Effect of Bacteria on Airway Submucosal Glands Liquid Secretion in Swine

Abstract

Cystic fibrosis (CF) is a genetic disorder caused by mutations in the gene encoding for the cystic fibrosis transmembrane conductance regulator (CFTR) anion channel. Currently, more than 4,100 Canadians have CF. The major cause of CF morbidity and mortality is airway disease, for which there is no cure. The events leading from CFTR gene mutation to CF airway disease are not fully understood, and there is controversy regarding the primary defect responsible for CF airway disease pathogenesis. Newborn CFTRΔF508/ΔF508 and CFTR-/- swine show no sign of infection and inflammation in the lung but suffer from defective bacteria eradication caused by abnormal innate immune system. The cornerstone of the airway’s innate immune defense is mucociliary clearance, which relies on the normal regulation of airway surface liquid (ASL), which covers the airway epithelium.
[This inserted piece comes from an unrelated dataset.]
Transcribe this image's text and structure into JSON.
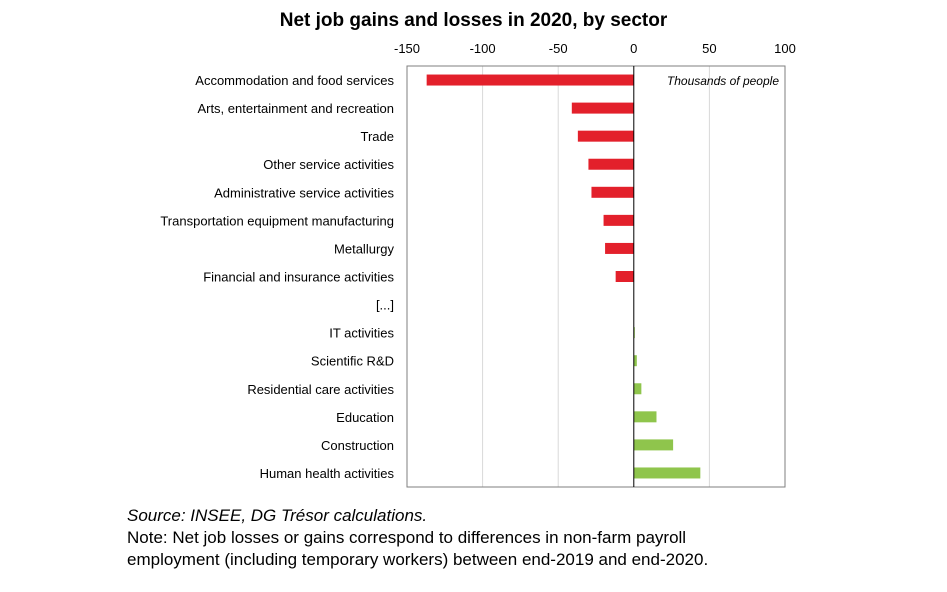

It has been hypothesized that abnormal ASL is the primary defect that leads to the failure of the airway innate immune defense in CF. Evidence show that the airway submucosal gland functions abnormally in both CF patients and in animal models of CF. This is not surprising since airway submucosal glands normally express CFTR. However, the function of the gland in health and disease is not fully understood. The response of airway submucosal gland to inhaled bacteria has never been tested and its ion transport properties have not been fully described. Our objective is to investigate the effect of inhaled bacteria on airway submucosal gland secretion, and to study and compare the function of different segments of airway submucosal gland in wild-type and CF airway. Knowledge generated by this thesis would help better understand CF airway pathophysiology and may contribute to improving treatment methods.